I smiled. “Teacher, teach thyself. It’s no different than saying a stone can be a stone and not a stone at the same time.”
She twisted her lips in thought. “I’m not buying it. The stone and the idea of faith are things that we can define. You’re defining the dark mass as something that can’t be defined.”
“It has a definition, though. It’s the Gap.”
Meryl frowned with dismissiveness. “Don’t forget who your source was for that idea, Grey. Brokke worked for the Elven King and protected Bergin Vize.”
Brokke was a dwarf who had been a high-level advisor to Donor. He was also one of the most powerful seers in the world. The only thing he didn’t see coming was his own death when the Guildhouse collapsed. I watched him die. As much as he frustrated me, I took no joy in his death.
He gave me somewhat of an answer to what the black mass in my head was. He called the darkness the Gap, an indescribable force that existed as nonexistence. It devoured the essence that made the World possible. It drained the life out of people. It had the potential to destroy the World, which meant I had that power. Brokke claimed I couldn’t control it, that no one could. I didn’t believe that—yet. While I lived, I believed I had a choice to let the darkness overwhelm me or to find a way to stop it.
“Brokke understood the darkness, Meryl. He told me he had been studying it for years. That’s why I’m down in the archives. If Brokke found answers, I can find t
hem, too.”
“If he understood it, why didn’t he lift a finger to stop Vize? He knew Vize has the darkness in him, too,” she said.
“Just because he didn’t understand it doesn’t mean he was wrong. I can’t dismiss him. I might not agree with his methods and motives, but Brokke told me more about the dark mass than anyone else did,” I said.
“And you’re still no closer to the answer,” she said.
“So what am I supposed to do? Sit around with a dark mass and a stone in my head, and pretend they’re not there?”
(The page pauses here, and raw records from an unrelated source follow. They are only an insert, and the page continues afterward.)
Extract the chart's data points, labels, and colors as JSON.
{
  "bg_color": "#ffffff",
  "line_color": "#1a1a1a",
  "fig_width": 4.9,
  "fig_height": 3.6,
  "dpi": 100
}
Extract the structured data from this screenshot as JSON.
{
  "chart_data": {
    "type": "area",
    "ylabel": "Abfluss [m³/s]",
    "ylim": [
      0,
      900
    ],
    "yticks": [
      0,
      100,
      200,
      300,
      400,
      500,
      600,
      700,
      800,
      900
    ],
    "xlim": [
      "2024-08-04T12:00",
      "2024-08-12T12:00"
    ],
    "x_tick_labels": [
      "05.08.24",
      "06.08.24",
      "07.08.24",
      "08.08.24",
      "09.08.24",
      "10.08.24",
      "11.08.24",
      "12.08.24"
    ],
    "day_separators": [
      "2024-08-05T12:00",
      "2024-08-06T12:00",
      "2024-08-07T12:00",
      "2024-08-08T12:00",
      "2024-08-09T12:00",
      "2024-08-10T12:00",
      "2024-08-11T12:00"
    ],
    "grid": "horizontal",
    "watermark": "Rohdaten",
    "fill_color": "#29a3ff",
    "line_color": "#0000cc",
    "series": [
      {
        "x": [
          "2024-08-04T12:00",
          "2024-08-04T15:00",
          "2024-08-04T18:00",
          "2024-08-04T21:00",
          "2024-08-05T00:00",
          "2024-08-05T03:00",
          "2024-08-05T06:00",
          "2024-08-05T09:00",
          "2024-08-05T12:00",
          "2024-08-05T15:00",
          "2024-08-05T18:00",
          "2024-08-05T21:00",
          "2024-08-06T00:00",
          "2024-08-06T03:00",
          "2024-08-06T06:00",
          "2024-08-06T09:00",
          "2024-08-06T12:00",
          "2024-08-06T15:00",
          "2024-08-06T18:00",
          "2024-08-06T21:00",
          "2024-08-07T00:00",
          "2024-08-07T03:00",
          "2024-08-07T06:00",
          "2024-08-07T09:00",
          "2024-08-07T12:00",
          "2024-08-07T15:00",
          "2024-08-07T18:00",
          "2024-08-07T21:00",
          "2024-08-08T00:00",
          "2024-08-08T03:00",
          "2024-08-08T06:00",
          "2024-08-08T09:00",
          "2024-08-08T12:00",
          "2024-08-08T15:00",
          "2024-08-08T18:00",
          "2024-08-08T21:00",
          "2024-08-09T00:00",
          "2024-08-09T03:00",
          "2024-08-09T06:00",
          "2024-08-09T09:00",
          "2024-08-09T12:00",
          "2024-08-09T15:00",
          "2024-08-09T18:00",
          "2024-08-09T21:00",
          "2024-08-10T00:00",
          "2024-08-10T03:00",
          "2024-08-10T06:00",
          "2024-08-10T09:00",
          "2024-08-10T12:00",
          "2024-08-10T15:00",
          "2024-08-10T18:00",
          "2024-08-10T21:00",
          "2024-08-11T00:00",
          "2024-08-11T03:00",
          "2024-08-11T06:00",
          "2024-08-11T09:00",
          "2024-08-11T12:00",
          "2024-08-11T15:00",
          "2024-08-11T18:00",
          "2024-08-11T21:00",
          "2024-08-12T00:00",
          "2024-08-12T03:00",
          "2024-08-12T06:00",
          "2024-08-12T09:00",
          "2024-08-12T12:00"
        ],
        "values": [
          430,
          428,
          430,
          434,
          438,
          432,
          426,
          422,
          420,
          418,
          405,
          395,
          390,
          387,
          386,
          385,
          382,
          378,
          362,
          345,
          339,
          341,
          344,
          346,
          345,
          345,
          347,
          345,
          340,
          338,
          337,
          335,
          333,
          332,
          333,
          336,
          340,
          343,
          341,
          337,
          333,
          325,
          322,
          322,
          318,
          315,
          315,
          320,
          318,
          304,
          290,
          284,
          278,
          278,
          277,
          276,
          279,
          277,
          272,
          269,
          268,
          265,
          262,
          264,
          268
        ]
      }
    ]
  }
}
“Not acting is just as much of a choice as acting,” she said. “Maybe you need to take a break. You’re stressed. You’re tired. You’re the target of every law-enforcement agency in the city. Maybe doing nothing for a while is what you need. The dark mass hasn’t killed you in over three years. The faith stone has been in there a few weeks. Enjoy not being dead for a while.”
“Maybe you’re right. If there’s one thing I’m good at, it’s doing nothing,” I said.
She leaned across the table and patted my hand. “Sounds like someone needs some self-esteem sex.”
I chuckled. “Yeah, and someone needs I’m-right-again sex.”
She grinned with basil in her teeth. “Are we the perfect couple or what?”
3
The next morning, Murdock and I waited inside the doors of the international terminal at Logan Airport as armed security positioned themselves nearby. The plane from Ireland had landed over an hour earlier, and its passengers had not been processed through customs yet. More guards filled the concourse, and the baggage area had been closed to the public. Only people on an approved list had been let inside, and we had been ID-checked several times. With the number of high-level Guild staff and important members of the Seelie Court aboard the plane, the government was not taking any chances.
Before he died, Donor Elfenkonig had been going to great pains to blame the solitary fairies under the leadership of Eorla Elvendottir for the attack on the Boston Guildhouse. He had come to Boston in disguise in order to discredit Eorla. It worked, to an extent, but Eorla was a member of the elven royal house, and many people made no distinction between her and her deceased cousin, the king. The general public didn’t know that Donor was dead.